There are no movie cameras or packed out audiences around. This is real life, and you are staring death in the face. One wrong move, and you can say goodbye to all you take for granted. What do you do?
Well, I think it depends on who you are.
We've all heard of several stories in the news of brave men and women making superhuman feats in the midst of national crisis. They are often ordinary people, not seeking stardom or a reality show jump-start into the limelight. They are sometimes the youngest among us, but we may never have been challeged by their lives, unless they were given a backdrop of excruciatingly dark circumstances.
It is as if God Almighty scanned the earth to find those whose faithful lives might confound the wisest of us all. Then, He opened up the heavens to shine His spotlight of glory on each for all the world to see.
They belong in the Hall of Faith along with the other heroes of Hebrews 11 (Noah, Abraham, Moses). There is a mantle over their lives that reads:
"All these people died still believing what God had promised them. They did not receive what was promised, but they saw it all from a distance and welcomed it. They agreed that they were foreigners and nomads here on earth. Obviously people who say such things are looking forward to a country they can call their own. If they had longed for the country they came from, they could have gone back. But they were looking for a better place, a heavenly homeland. That is why God is not ashamed to be called their God, for He has prepared a city for them." (Hebrews 11:13-16, NLT)

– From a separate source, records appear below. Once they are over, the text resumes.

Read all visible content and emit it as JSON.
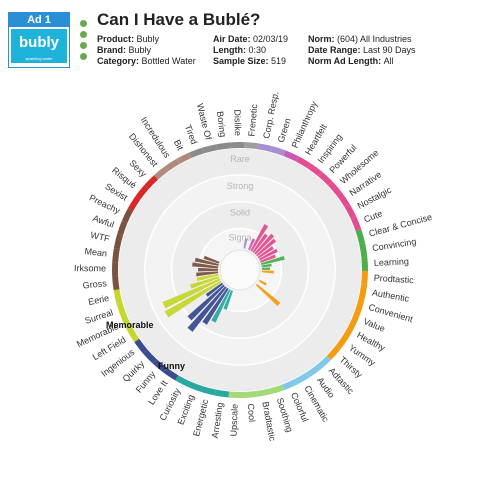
{
  "ad": {
    "badge": "Ad 1",
    "brand_logo_text": "bubly",
    "brand_logo_sub": "sparkling water",
    "status_dots": [
      "#6aa84f",
      "#6aa84f",
      "#6aa84f",
      "#6aa84f"
    ],
    "title": "Can I Have a Bublé?"
  },
  "meta": {
    "col1": [
      {
        "label": "Product",
        "value": "Bubly"
      },
      {
        "label": "Brand",
        "value": "Bubly"
      },
      {
        "label": "Category",
        "value": "Bottled Water"
      }
    ],
    "col2": [
      {
        "label": "Air Date",
        "value": "02/03/19"
      },
      {
        "label": "Length",
        "value": "0:30"
      },
      {
        "label": "Sample Size",
        "value": "519"
      }
    ],
    "col3": [
      {
        "label": "Norm",
        "value": "(604) All Industries"
      },
      {
        "label": "Date Range",
        "value": "Last 90 Days"
      },
      {
        "label": "Norm Ad Length",
        "value": "All"
      }
    ]
  },
  "chart_data": {
    "type": "radial-bar",
    "ring_labels": [
      "Rare",
      "Strong",
      "Solid",
      "Signa"
    ],
    "callouts": [
      "Memorable",
      "Funny"
    ],
    "segments": [
      {
        "name": "Frenetic",
        "color": "#9e9e9e"
      },
      {
        "name": "Corp. Resp.",
        "color": "#a58fd0"
      },
      {
        "name": "Green",
        "color": "#a58fd0"
      },
      {
        "name": "Philanthropy",
        "color": "#c65db3"
      },
      {
        "name": "Heartfelt",
        "color": "#e14d8e"
      },
      {
        "name": "Inspiring",
        "color": "#e14d8e"
      },
      {
        "name": "Powerful",
        "color": "#e14d8e"
      },
      {
        "name": "Wholesome",
        "color": "#e14d8e"
      },
      {
        "name": "Narrative",
        "color": "#e14d8e"
      },
      {
        "name": "Nostalgic",
        "color": "#e14d8e"
      },
      {
        "name": "Cute",
        "color": "#e14d8e"
      },
      {
        "name": "Clear & Concise",
        "color": "#4cae4c"
      },
      {
        "name": "Convincing",
        "color": "#4cae4c"
      },
      {
        "name": "Learning",
        "color": "#4cae4c"
      },
      {
        "name": "Prodtastic",
        "color": "#f39c12"
      },
      {
        "name": "Authentic",
        "color": "#f39c12"
      },
      {
        "name": "Convenient",
        "color": "#f39c12"
      },
      {
        "name": "Value",
        "color": "#f39c12"
      },
      {
        "name": "Healthy",
        "color": "#f39c12"
      },
      {
        "name": "Yummy",
        "color": "#f39c12"
      },
      {
        "name": "Thirsty",
        "color": "#f39c12"
      },
      {
        "name": "Adtastic",
        "color": "#7fc8e8"
      },
      {
        "name": "Audio",
        "color": "#7fc8e8"
      },
      {
        "name": "Cinematic",
        "color": "#7fc8e8"
      },
      {
        "name": "Colorful",
        "color": "#7fc8e8"
      },
      {
        "name": "Soothing",
        "color": "#a3d977"
      },
      {
        "name": "Bradtastic",
        "color": "#a3d977"
      },
      {
        "name": "Cool",
        "color": "#a3d977"
      },
      {
        "name": "Upscale",
        "color": "#a3d977"
      },
      {
        "name": "Arresting",
        "color": "#2aa8a0"
      },
      {
        "name": "Energetic",
        "color": "#2aa8a0"
      },
      {
        "name": "Exciting",
        "color": "#2aa8a0"
      },
      {
        "name": "Curiosity",
        "color": "#2aa8a0"
      },
      {
        "name": "Love It",
        "color": "#3a4d8f"
      },
      {
        "name": "Funny",
        "color": "#3a4d8f"
      },
      {
        "name": "Quirky",
        "color": "#3a4d8f"
      },
      {
        "name": "Ingenious",
        "color": "#3a4d8f"
      },
      {
        "name": "Left Field",
        "color": "#c5d62d"
      },
      {
        "name": "Memorable",
        "color": "#c5d62d"
      },
      {
        "name": "Surreal",
        "color": "#c5d62d"
      },
      {
        "name": "Eerie",
        "color": "#c5d62d"
      },
      {
        "name": "Gross",
        "color": "#7a5240"
      },
      {
        "name": "Irksome",
        "color": "#7a5240"
      },
      {
        "name": "Mean",
        "color": "#7a5240"
      },
      {
        "name": "WTF",
        "color": "#7a5240"
      },
      {
        "name": "Awful",
        "color": "#7a5240"
      },
      {
        "name": "Preachy",
        "color": "#7a5240"
      },
      {
        "name": "Sexist",
        "color": "#d62828"
      },
      {
        "name": "Risqué",
        "color": "#d62828"
      },
      {
        "name": "Sexy",
        "color": "#d62828"
      },
      {
        "name": "Dishonest",
        "color": "#b08a7a"
      },
      {
        "name": "Incredulous",
        "color": "#b08a7a"
      },
      {
        "name": "Bit",
        "color": "#b08a7a"
      },
      {
        "name": "Tired",
        "color": "#8b8b8b"
      },
      {
        "name": "Waste Of",
        "color": "#8b8b8b"
      },
      {
        "name": "Boring",
        "color": "#8b8b8b"
      },
      {
        "name": "Dislike",
        "color": "#8b8b8b"
      }
    ],
    "bars": [
      {
        "label": "Corp. Resp.",
        "value": 0.1,
        "color": "#a58fd0"
      },
      {
        "label": "Philanthropy",
        "value": 0.12,
        "color": "#c65db3"
      },
      {
        "label": "Heartfelt",
        "value": 0.3,
        "color": "#e14d8e"
      },
      {
        "label": "Inspiring",
        "value": 0.22,
        "color": "#e14d8e"
      },
      {
        "label": "Powerful",
        "value": 0.26,
        "color": "#e14d8e"
      },
      {
        "label": "Wholesome",
        "value": 0.24,
        "color": "#e14d8e"
      },
      {
        "label": "Narrative",
        "value": 0.18,
        "color": "#e14d8e"
      },
      {
        "label": "Nostalgic",
        "value": 0.2,
        "color": "#e14d8e"
      },
      {
        "label": "Cute",
        "value": 0.16,
        "color": "#e14d8e"
      },
      {
        "label": "Clear & Concise",
        "value": 0.24,
        "color": "#4cae4c"
      },
      {
        "label": "Convincing",
        "value": 0.1,
        "color": "#4cae4c"
      },
      {
        "label": "Learning",
        "value": 0.08,
        "color": "#4cae4c"
      },
      {
        "label": "Prodtastic",
        "value": 0.12,
        "color": "#f39c12"
      },
      {
        "label": "Healthy",
        "value": 0.08,
        "color": "#f39c12"
      },
      {
        "label": "Thirsty",
        "value": 0.3,
        "color": "#f39c12"
      },
      {
        "label": "Curiosity",
        "value": 0.36,
        "color": "#2aa8a0"
      },
      {
        "label": "Exciting",
        "value": 0.2,
        "color": "#2aa8a0"
      },
      {
        "label": "Love It",
        "value": 0.42,
        "color": "#3a4d8f"
      },
      {
        "label": "Funny",
        "value": 0.56,
        "color": "#3a4d8f"
      },
      {
        "label": "Quirky",
        "value": 0.48,
        "color": "#3a4d8f"
      },
      {
        "label": "Ingenious",
        "value": 0.2,
        "color": "#3a4d8f"
      },
      {
        "label": "Left Field",
        "value": 0.64,
        "color": "#c5d62d"
      },
      {
        "label": "Memorable",
        "value": 0.62,
        "color": "#c5d62d"
      },
      {
        "label": "Surreal",
        "value": 0.3,
        "color": "#c5d62d"
      },
      {
        "label": "Eerie",
        "value": 0.22,
        "color": "#c5d62d"
      },
      {
        "label": "Gross",
        "value": 0.22,
        "color": "#7a5240"
      },
      {
        "label": "Irksome",
        "value": 0.2,
        "color": "#7a5240"
      },
      {
        "label": "Mean",
        "value": 0.26,
        "color": "#7a5240"
      },
      {
        "label": "WTF",
        "value": 0.24,
        "color": "#7a5240"
      },
      {
        "label": "Awful",
        "value": 0.16,
        "color": "#7a5240"
      }
    ]
  }
}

Introducing the life of Cassie Bernall -- former goth girl turned God-chaser. A modern day example of a Pauline conversion, she went from threatening suicide and dabbling in the occult to reading her Bible and witnessing to her friends at school. According to her mother, her coming to Christ was so simple.

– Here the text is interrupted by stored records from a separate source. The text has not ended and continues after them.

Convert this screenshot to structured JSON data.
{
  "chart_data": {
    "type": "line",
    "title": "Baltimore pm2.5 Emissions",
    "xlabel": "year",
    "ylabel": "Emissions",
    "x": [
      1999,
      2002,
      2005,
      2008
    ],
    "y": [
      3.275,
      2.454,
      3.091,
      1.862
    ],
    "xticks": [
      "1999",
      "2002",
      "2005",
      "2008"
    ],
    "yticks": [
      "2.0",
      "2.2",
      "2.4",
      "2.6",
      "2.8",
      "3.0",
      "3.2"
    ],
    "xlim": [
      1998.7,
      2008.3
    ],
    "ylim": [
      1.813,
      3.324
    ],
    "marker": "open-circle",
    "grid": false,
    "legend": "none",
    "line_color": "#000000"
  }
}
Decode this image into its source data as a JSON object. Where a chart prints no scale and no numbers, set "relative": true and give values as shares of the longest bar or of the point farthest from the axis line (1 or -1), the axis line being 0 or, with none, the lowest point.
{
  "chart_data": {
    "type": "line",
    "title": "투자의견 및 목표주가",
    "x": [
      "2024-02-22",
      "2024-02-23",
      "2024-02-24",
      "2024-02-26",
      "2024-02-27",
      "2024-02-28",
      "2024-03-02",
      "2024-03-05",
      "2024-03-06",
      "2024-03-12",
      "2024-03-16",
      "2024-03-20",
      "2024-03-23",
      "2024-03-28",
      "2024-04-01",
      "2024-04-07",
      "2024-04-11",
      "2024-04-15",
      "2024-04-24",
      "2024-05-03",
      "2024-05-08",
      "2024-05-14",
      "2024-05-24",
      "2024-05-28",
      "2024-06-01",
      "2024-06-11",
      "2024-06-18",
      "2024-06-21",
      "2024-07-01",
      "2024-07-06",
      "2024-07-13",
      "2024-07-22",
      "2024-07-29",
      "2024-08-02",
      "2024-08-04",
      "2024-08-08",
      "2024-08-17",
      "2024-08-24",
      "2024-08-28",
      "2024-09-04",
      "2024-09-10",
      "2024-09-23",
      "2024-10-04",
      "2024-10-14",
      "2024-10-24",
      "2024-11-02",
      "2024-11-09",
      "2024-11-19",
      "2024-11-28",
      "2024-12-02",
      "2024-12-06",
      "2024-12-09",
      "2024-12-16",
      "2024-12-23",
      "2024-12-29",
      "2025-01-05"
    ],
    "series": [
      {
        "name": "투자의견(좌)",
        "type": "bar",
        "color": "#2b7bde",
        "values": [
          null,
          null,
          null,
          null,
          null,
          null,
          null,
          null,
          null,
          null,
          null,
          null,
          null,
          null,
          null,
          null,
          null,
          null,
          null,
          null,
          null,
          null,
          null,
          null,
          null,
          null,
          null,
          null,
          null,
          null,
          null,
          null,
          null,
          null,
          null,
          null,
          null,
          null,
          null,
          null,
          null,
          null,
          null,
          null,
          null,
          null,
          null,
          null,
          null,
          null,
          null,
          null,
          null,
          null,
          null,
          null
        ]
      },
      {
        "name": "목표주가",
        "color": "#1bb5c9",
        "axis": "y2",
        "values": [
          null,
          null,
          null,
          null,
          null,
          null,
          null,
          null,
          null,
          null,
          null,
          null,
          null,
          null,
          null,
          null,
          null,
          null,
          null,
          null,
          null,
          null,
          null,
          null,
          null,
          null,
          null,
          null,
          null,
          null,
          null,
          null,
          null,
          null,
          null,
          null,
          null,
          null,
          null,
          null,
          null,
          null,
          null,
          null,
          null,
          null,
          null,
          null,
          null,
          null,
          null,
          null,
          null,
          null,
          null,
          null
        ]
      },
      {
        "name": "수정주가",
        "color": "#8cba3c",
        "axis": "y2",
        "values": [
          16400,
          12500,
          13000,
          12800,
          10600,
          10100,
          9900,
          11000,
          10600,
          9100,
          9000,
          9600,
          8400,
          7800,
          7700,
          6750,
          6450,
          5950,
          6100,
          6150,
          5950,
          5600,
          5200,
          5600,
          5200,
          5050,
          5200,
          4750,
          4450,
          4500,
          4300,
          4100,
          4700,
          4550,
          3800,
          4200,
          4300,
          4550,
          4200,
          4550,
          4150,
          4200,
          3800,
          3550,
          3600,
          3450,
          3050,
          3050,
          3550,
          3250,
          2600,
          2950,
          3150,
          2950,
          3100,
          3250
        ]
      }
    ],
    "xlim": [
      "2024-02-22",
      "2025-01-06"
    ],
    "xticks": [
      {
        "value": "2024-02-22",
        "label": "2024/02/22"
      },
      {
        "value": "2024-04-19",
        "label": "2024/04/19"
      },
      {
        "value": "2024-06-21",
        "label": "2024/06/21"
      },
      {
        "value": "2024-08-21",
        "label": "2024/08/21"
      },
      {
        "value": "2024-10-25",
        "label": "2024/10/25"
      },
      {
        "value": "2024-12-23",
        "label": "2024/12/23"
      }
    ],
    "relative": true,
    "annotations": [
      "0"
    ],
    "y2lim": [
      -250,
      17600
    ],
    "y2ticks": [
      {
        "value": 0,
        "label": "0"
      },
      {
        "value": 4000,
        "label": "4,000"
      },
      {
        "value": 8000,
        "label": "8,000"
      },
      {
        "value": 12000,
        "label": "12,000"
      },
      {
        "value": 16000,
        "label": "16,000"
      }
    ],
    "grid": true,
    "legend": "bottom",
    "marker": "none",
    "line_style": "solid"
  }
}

Cassie's conversion was a very real thing for her. She wasn't at all emotional. She was very down to earth, very matter of fact: 'Mom, I've changed' was her reaction after a weekend youth group trip.
Then two years later, in her small town of Littleton, Colorado, young Cassie's life drew the attention of the entire world. She was in her Columbine High School library when suddenly confronted by a gunman who posed a simple, yet profound question:
"Do you believe in God?"
She knew the answer. She lived it every day. Now, her answer has challenged an entire generation of young people. Since Cassie's death, thousands have gotten saved at youth rallies put on by her close friends and family across the nation.

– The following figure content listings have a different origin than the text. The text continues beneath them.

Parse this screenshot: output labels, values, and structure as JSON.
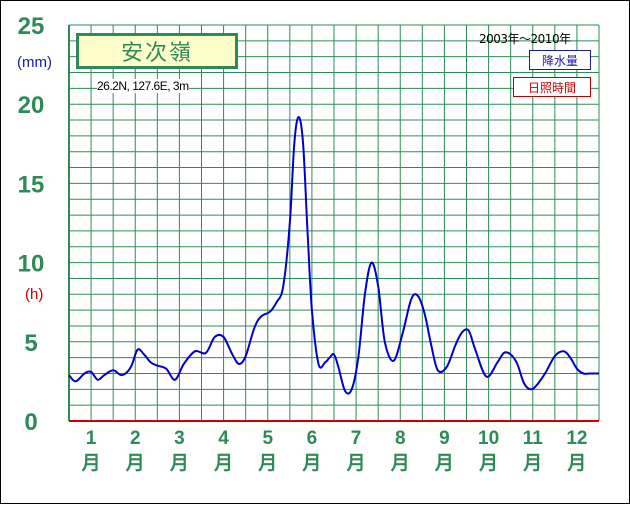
{
  "chart_data": {
    "type": "line",
    "station_label": "安次嶺",
    "location_text": "26.2N,  127.6E,  3m",
    "period_text": "2003年〜2010年",
    "y_unit_label": "(mm)",
    "y2_unit_label": "(h)",
    "ylim": [
      0,
      25
    ],
    "yticks": [
      "0",
      "5",
      "10",
      "15",
      "20",
      "25"
    ],
    "months": [
      "1",
      "2",
      "3",
      "4",
      "5",
      "6",
      "7",
      "8",
      "9",
      "10",
      "11",
      "12"
    ],
    "month_suffix": "月",
    "legend": [
      {
        "label": "降水量",
        "color": "#1a1aa8"
      },
      {
        "label": "日照時間",
        "color": "#c00000"
      }
    ],
    "series": [
      {
        "name": "降水量",
        "color": "#0000cc",
        "x": [
          0.0,
          0.15,
          0.35,
          0.5,
          0.65,
          0.8,
          1.0,
          1.2,
          1.4,
          1.55,
          1.7,
          1.85,
          2.0,
          2.2,
          2.4,
          2.6,
          2.85,
          3.1,
          3.3,
          3.5,
          3.7,
          3.85,
          4.0,
          4.2,
          4.35,
          4.55,
          4.7,
          4.85,
          5.0,
          5.1,
          5.2,
          5.3,
          5.4,
          5.5,
          5.65,
          5.8,
          5.9,
          6.0,
          6.1,
          6.25,
          6.4,
          6.55,
          6.7,
          6.85,
          7.0,
          7.15,
          7.35,
          7.55,
          7.75,
          7.9,
          8.05,
          8.2,
          8.35,
          8.55,
          8.75,
          8.9,
          9.05,
          9.2,
          9.45,
          9.7,
          9.85,
          10.0,
          10.15,
          10.3,
          10.45,
          10.6,
          10.8,
          11.0,
          11.2,
          11.35,
          11.5,
          11.65,
          11.8,
          11.95,
          12.0
        ],
        "y": [
          2.9,
          2.5,
          3.0,
          3.1,
          2.6,
          2.9,
          3.2,
          2.9,
          3.4,
          4.5,
          4.2,
          3.7,
          3.5,
          3.3,
          2.6,
          3.6,
          4.4,
          4.3,
          5.3,
          5.3,
          4.2,
          3.6,
          4.1,
          5.9,
          6.6,
          6.9,
          7.5,
          8.5,
          12.5,
          17.5,
          19.2,
          17.5,
          12.0,
          7.0,
          3.6,
          3.7,
          4.0,
          4.2,
          3.4,
          1.9,
          2.0,
          4.0,
          8.0,
          10.0,
          8.5,
          5.0,
          3.8,
          5.5,
          7.7,
          7.9,
          6.8,
          4.8,
          3.2,
          3.4,
          4.8,
          5.6,
          5.7,
          4.5,
          2.8,
          3.7,
          4.3,
          4.2,
          3.6,
          2.4,
          2.0,
          2.3,
          3.1,
          4.1,
          4.4,
          4.0,
          3.3,
          3.0,
          3.0,
          3.0,
          3.0
        ]
      }
    ]
  }
}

Nearly eight years later to the day, a spotlight shone down on the small town of Blacksburg, Va. This time freshman Lauren McCain was in German class when she and 32 others were murdered by a fellow students gunman. Her MySpace page still receives hundreds of hits each day. When you browse what has become her cyber tombstone, her faith speaks loud and clear.
"The purpose and love of my life is Jesus Christ" reads her profile. "I don't have to argue religion, philosophy, or historical evidence because I KNOW Him. He is just as real, if not more so, as my 'earthly' father."
The weekend after her death, CBN News reported that a man got saved in her home church because of her example. Most described her as a consistent Christian. What she spoke in front of her Christian friends was what she walked every day at Virginia Tech.
We can't help but to be inspired by these young heroines. Their lives speak louder than any sermon could. What if the spotlight were suddenly shone on you? What would the New York Times say of you? Could people get saved because of your example? Could people discover evidence such as a MySpace page, hallmarking your love for Jesus Christ?
Living for Christ requires a daily dying to self. It is no longer about you and your name in lights. The apostle Paul referred to our calling as follows:
"For I fully expect and hope that I will never be ashamed, but that I will continue to be bold for Christ, as I have been in the past. And I trust that my life will bring honor to Christ, whether I live or die. For to me, living means living for Christ, and dying is even better. But if I live, I can do more fruitful work for Christ." (Philippians 1:20-22)
If God were to open up the heavens and shine His glory on you, what would others see? Would they see you or would they see Christ? We only have one life, one chance to count for something. Let's not waste time.
"It is easy to die for Christ. It is hard to live for Him. Dying only takes an hour or two, but to live for Christ means to die daily. Only during the few years of this life are we given the privilege of serving each other and Christ... We shall have heaven forever, but only a short time for service here, and therefore we must not waste the oportunity."